[whatwg] iterators intead of live NodeLists WAS: Proposal: Adding methods like getElementById and getElementsByTagName to DocumentFragments

Tab Atkins Jr. jackalmage at gmail.com
Sun Jul 28 09:24:16 PDT 2013


I strongly agree with the use-case, and think some feature for this
would be very helpful.

[Mixing up your emails for reply convenience.]
On Sat, Jul 27, 2013 at 11:25 AM, Ojan Vafai <ojan at chromium.org> wrote:
> On Sat, Jul 27, 2013 at 10:58 AM, Ojan Vafai <ojan at chromium.org> wrote:
>> var iterator = document.querySelectorAll('div').iterator(); <--- does some
>> magic to not precompute the whole list

Can you describe this magic?  It would be nice if this were somehow
possible, but I'm not sure how it would be.

> There are many places where we expose Sequence<Node> or NodeList that can't
> easily be replaced with hand-rolled DOM walking (e.g. getNamedFlows).
>
> You could imagine NodeIterator taking a Sequence<Node>/NodeList as an
> argument to it's constructor instead of adding an iterator method, but I
> find the NodeIterator interface to be clunky and awkward.

Yeah, having the ability to produce these iterators for any of the
currently-static Node lists would be great.  But again, not sure how
the magic would work. :/

>> while (let current = iterator.next()) { ... }
>>
>> And next always does the walk from the current node.

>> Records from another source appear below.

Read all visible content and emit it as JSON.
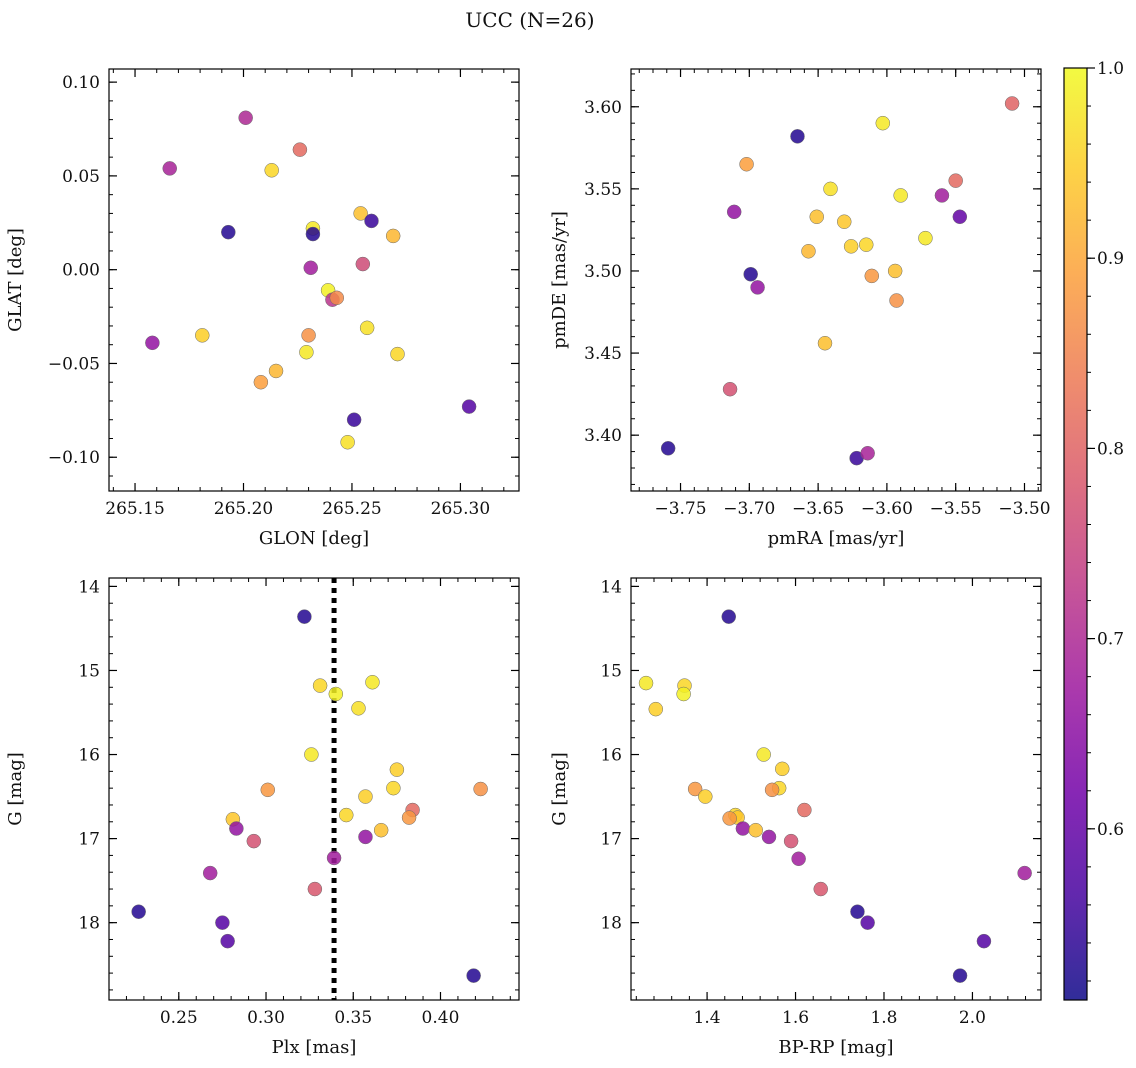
{
  "figure": {
    "title": "UCC (N=26)"
  },
  "colorbar": {
    "range": [
      0.51,
      1.0
    ],
    "ticks": [
      0.6,
      0.7,
      0.8,
      0.9,
      1.0
    ],
    "tick_labels": [
      "0.6",
      "0.7",
      "0.8",
      "0.9",
      "1.0"
    ],
    "colormap": "plasma",
    "stops": [
      "#0d0887",
      "#46039f",
      "#7201a8",
      "#9c179e",
      "#bd3786",
      "#d8576b",
      "#ed7953",
      "#fb9f3a",
      "#fdca26",
      "#f0f921"
    ]
  },
  "chart_data": [
    {
      "type": "scatter",
      "title": "",
      "xlabel": "GLON [deg]",
      "ylabel": "GLAT [deg]",
      "xlim": [
        265.138,
        265.327
      ],
      "ylim": [
        -0.118,
        0.107
      ],
      "xticks": [
        265.15,
        265.2,
        265.25,
        265.3
      ],
      "xtick_labels": [
        "265.15",
        "265.20",
        "265.25",
        "265.30"
      ],
      "yticks": [
        -0.1,
        -0.05,
        0.0,
        0.05,
        0.1
      ],
      "ytick_labels": [
        "−0.10",
        "−0.05",
        "0.00",
        "0.05",
        "0.10"
      ],
      "inverted_y": false,
      "grid": false,
      "points": [
        {
          "x": 265.201,
          "y": 0.081,
          "c": 0.7
        },
        {
          "x": 265.166,
          "y": 0.054,
          "c": 0.69
        },
        {
          "x": 265.226,
          "y": 0.064,
          "c": 0.81
        },
        {
          "x": 265.213,
          "y": 0.053,
          "c": 0.96
        },
        {
          "x": 265.193,
          "y": 0.02,
          "c": 0.53
        },
        {
          "x": 265.232,
          "y": 0.022,
          "c": 0.98
        },
        {
          "x": 265.232,
          "y": 0.019,
          "c": 0.53
        },
        {
          "x": 265.254,
          "y": 0.03,
          "c": 0.93
        },
        {
          "x": 265.259,
          "y": 0.026,
          "c": 0.55
        },
        {
          "x": 265.269,
          "y": 0.018,
          "c": 0.92
        },
        {
          "x": 265.231,
          "y": 0.001,
          "c": 0.68
        },
        {
          "x": 265.255,
          "y": 0.003,
          "c": 0.76
        },
        {
          "x": 265.239,
          "y": -0.011,
          "c": 0.99
        },
        {
          "x": 265.241,
          "y": -0.016,
          "c": 0.72
        },
        {
          "x": 265.243,
          "y": -0.015,
          "c": 0.86
        },
        {
          "x": 265.181,
          "y": -0.035,
          "c": 0.95
        },
        {
          "x": 265.158,
          "y": -0.039,
          "c": 0.66
        },
        {
          "x": 265.23,
          "y": -0.035,
          "c": 0.87
        },
        {
          "x": 265.257,
          "y": -0.031,
          "c": 0.97
        },
        {
          "x": 265.229,
          "y": -0.044,
          "c": 0.98
        },
        {
          "x": 265.271,
          "y": -0.045,
          "c": 0.96
        },
        {
          "x": 265.215,
          "y": -0.054,
          "c": 0.92
        },
        {
          "x": 265.208,
          "y": -0.06,
          "c": 0.89
        },
        {
          "x": 265.251,
          "y": -0.08,
          "c": 0.55
        },
        {
          "x": 265.304,
          "y": -0.073,
          "c": 0.58
        },
        {
          "x": 265.248,
          "y": -0.092,
          "c": 0.97
        }
      ]
    },
    {
      "type": "scatter",
      "title": "",
      "xlabel": "pmRA [mas/yr]",
      "ylabel": "pmDE [mas/yr]",
      "xlim": [
        -3.786,
        -3.488
      ],
      "ylim": [
        3.366,
        3.623
      ],
      "xticks": [
        -3.75,
        -3.7,
        -3.65,
        -3.6,
        -3.55,
        -3.5
      ],
      "xtick_labels": [
        "−3.75",
        "−3.70",
        "−3.65",
        "−3.60",
        "−3.55",
        "−3.50"
      ],
      "yticks": [
        3.4,
        3.45,
        3.5,
        3.55,
        3.6
      ],
      "ytick_labels": [
        "3.40",
        "3.45",
        "3.50",
        "3.55",
        "3.60"
      ],
      "inverted_y": false,
      "grid": false,
      "points": [
        {
          "x": -3.509,
          "y": 3.602,
          "c": 0.8
        },
        {
          "x": -3.603,
          "y": 3.59,
          "c": 0.98
        },
        {
          "x": -3.665,
          "y": 3.582,
          "c": 0.53
        },
        {
          "x": -3.702,
          "y": 3.565,
          "c": 0.89
        },
        {
          "x": -3.55,
          "y": 3.555,
          "c": 0.81
        },
        {
          "x": -3.641,
          "y": 3.55,
          "c": 0.97
        },
        {
          "x": -3.59,
          "y": 3.546,
          "c": 0.98
        },
        {
          "x": -3.56,
          "y": 3.546,
          "c": 0.68
        },
        {
          "x": -3.711,
          "y": 3.536,
          "c": 0.66
        },
        {
          "x": -3.651,
          "y": 3.533,
          "c": 0.93
        },
        {
          "x": -3.547,
          "y": 3.533,
          "c": 0.6
        },
        {
          "x": -3.631,
          "y": 3.53,
          "c": 0.94
        },
        {
          "x": -3.572,
          "y": 3.52,
          "c": 0.98
        },
        {
          "x": -3.626,
          "y": 3.515,
          "c": 0.95
        },
        {
          "x": -3.615,
          "y": 3.516,
          "c": 0.96
        },
        {
          "x": -3.657,
          "y": 3.512,
          "c": 0.92
        },
        {
          "x": -3.699,
          "y": 3.498,
          "c": 0.53
        },
        {
          "x": -3.611,
          "y": 3.497,
          "c": 0.88
        },
        {
          "x": -3.594,
          "y": 3.5,
          "c": 0.93
        },
        {
          "x": -3.694,
          "y": 3.49,
          "c": 0.66
        },
        {
          "x": -3.593,
          "y": 3.482,
          "c": 0.87
        },
        {
          "x": -3.645,
          "y": 3.456,
          "c": 0.93
        },
        {
          "x": -3.714,
          "y": 3.428,
          "c": 0.77
        },
        {
          "x": -3.759,
          "y": 3.392,
          "c": 0.53
        },
        {
          "x": -3.622,
          "y": 3.386,
          "c": 0.55
        },
        {
          "x": -3.614,
          "y": 3.389,
          "c": 0.69
        }
      ]
    },
    {
      "type": "scatter",
      "title": "",
      "xlabel": "Plx [mas]",
      "ylabel": "G [mag]",
      "xlim": [
        0.21,
        0.445
      ],
      "ylim": [
        18.92,
        13.9
      ],
      "xticks": [
        0.25,
        0.3,
        0.35,
        0.4
      ],
      "xtick_labels": [
        "0.25",
        "0.30",
        "0.35",
        "0.40"
      ],
      "yticks": [
        14,
        15,
        16,
        17,
        18
      ],
      "ytick_labels": [
        "14",
        "15",
        "16",
        "17",
        "18"
      ],
      "inverted_y": true,
      "grid": false,
      "vline": {
        "x": 0.339,
        "style": "dotted"
      },
      "points": [
        {
          "x": 0.322,
          "y": 14.36,
          "c": 0.53
        },
        {
          "x": 0.331,
          "y": 15.18,
          "c": 0.96
        },
        {
          "x": 0.361,
          "y": 15.14,
          "c": 0.98
        },
        {
          "x": 0.34,
          "y": 15.28,
          "c": 0.99
        },
        {
          "x": 0.353,
          "y": 15.45,
          "c": 0.97
        },
        {
          "x": 0.326,
          "y": 16.0,
          "c": 0.98
        },
        {
          "x": 0.375,
          "y": 16.18,
          "c": 0.95
        },
        {
          "x": 0.301,
          "y": 16.42,
          "c": 0.88
        },
        {
          "x": 0.373,
          "y": 16.4,
          "c": 0.96
        },
        {
          "x": 0.423,
          "y": 16.41,
          "c": 0.87
        },
        {
          "x": 0.357,
          "y": 16.5,
          "c": 0.95
        },
        {
          "x": 0.384,
          "y": 16.66,
          "c": 0.81
        },
        {
          "x": 0.346,
          "y": 16.72,
          "c": 0.96
        },
        {
          "x": 0.281,
          "y": 16.77,
          "c": 0.94
        },
        {
          "x": 0.382,
          "y": 16.75,
          "c": 0.88
        },
        {
          "x": 0.283,
          "y": 16.88,
          "c": 0.66
        },
        {
          "x": 0.366,
          "y": 16.9,
          "c": 0.93
        },
        {
          "x": 0.357,
          "y": 16.98,
          "c": 0.66
        },
        {
          "x": 0.293,
          "y": 17.03,
          "c": 0.77
        },
        {
          "x": 0.339,
          "y": 17.23,
          "c": 0.68
        },
        {
          "x": 0.268,
          "y": 17.41,
          "c": 0.68
        },
        {
          "x": 0.328,
          "y": 17.6,
          "c": 0.78
        },
        {
          "x": 0.227,
          "y": 17.87,
          "c": 0.53
        },
        {
          "x": 0.275,
          "y": 18.0,
          "c": 0.58
        },
        {
          "x": 0.278,
          "y": 18.22,
          "c": 0.58
        },
        {
          "x": 0.419,
          "y": 18.63,
          "c": 0.53
        }
      ]
    },
    {
      "type": "scatter",
      "title": "",
      "xlabel": "BP-RP [mag]",
      "ylabel": "G [mag]",
      "xlim": [
        1.228,
        2.155
      ],
      "ylim": [
        18.92,
        13.9
      ],
      "xticks": [
        1.4,
        1.6,
        1.8,
        2.0
      ],
      "xtick_labels": [
        "1.4",
        "1.6",
        "1.8",
        "2.0"
      ],
      "yticks": [
        14,
        15,
        16,
        17,
        18
      ],
      "ytick_labels": [
        "14",
        "15",
        "16",
        "17",
        "18"
      ],
      "inverted_y": true,
      "grid": false,
      "points": [
        {
          "x": 1.449,
          "y": 14.36,
          "c": 0.53
        },
        {
          "x": 1.262,
          "y": 15.15,
          "c": 0.98
        },
        {
          "x": 1.349,
          "y": 15.18,
          "c": 0.96
        },
        {
          "x": 1.347,
          "y": 15.28,
          "c": 0.99
        },
        {
          "x": 1.284,
          "y": 15.46,
          "c": 0.95
        },
        {
          "x": 1.528,
          "y": 16.0,
          "c": 0.98
        },
        {
          "x": 1.57,
          "y": 16.17,
          "c": 0.95
        },
        {
          "x": 1.373,
          "y": 16.41,
          "c": 0.88
        },
        {
          "x": 1.563,
          "y": 16.4,
          "c": 0.96
        },
        {
          "x": 1.547,
          "y": 16.42,
          "c": 0.87
        },
        {
          "x": 1.396,
          "y": 16.5,
          "c": 0.95
        },
        {
          "x": 1.62,
          "y": 16.66,
          "c": 0.81
        },
        {
          "x": 1.464,
          "y": 16.72,
          "c": 0.96
        },
        {
          "x": 1.469,
          "y": 16.75,
          "c": 0.94
        },
        {
          "x": 1.451,
          "y": 16.76,
          "c": 0.88
        },
        {
          "x": 1.481,
          "y": 16.88,
          "c": 0.66
        },
        {
          "x": 1.51,
          "y": 16.9,
          "c": 0.93
        },
        {
          "x": 1.54,
          "y": 16.98,
          "c": 0.66
        },
        {
          "x": 1.59,
          "y": 17.03,
          "c": 0.77
        },
        {
          "x": 1.607,
          "y": 17.24,
          "c": 0.68
        },
        {
          "x": 2.118,
          "y": 17.41,
          "c": 0.68
        },
        {
          "x": 1.657,
          "y": 17.6,
          "c": 0.78
        },
        {
          "x": 1.74,
          "y": 17.87,
          "c": 0.53
        },
        {
          "x": 1.763,
          "y": 18.0,
          "c": 0.58
        },
        {
          "x": 2.026,
          "y": 18.22,
          "c": 0.58
        },
        {
          "x": 1.972,
          "y": 18.63,
          "c": 0.53
        }
      ]
    }
  ]
}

So, if you add a div
>> before the current node, this specific iterator won't hit it, but if you
>> add a div after it would. I'm not sure what should happen though if you
>> remove the node that's the current node. I think I'm OK with the iterator
>> just returning null for the next() call in that case.
>>
>
> Thinking more on this, I think we could make next() still work in the case
> where you remove the node by pointing current at the previous node in the
> tree. Then you could do things like:
>
> while (let current = iterator.next()) { current.remove(); }

This should be an ES iterator, rather than a custom DOM thing that
looks almost exactly like an ES iterator.

> I think the methods we'd want here are next, previous, first and last. That
> way you can walk the iterator forward or backward. This doesn't overlap
> well with NodeIterator's current API.

How useful is it to be able to walk an iterator in both directions at
the same time?  I suppose we can produce an iterator subclass that
also has the additional methods we want.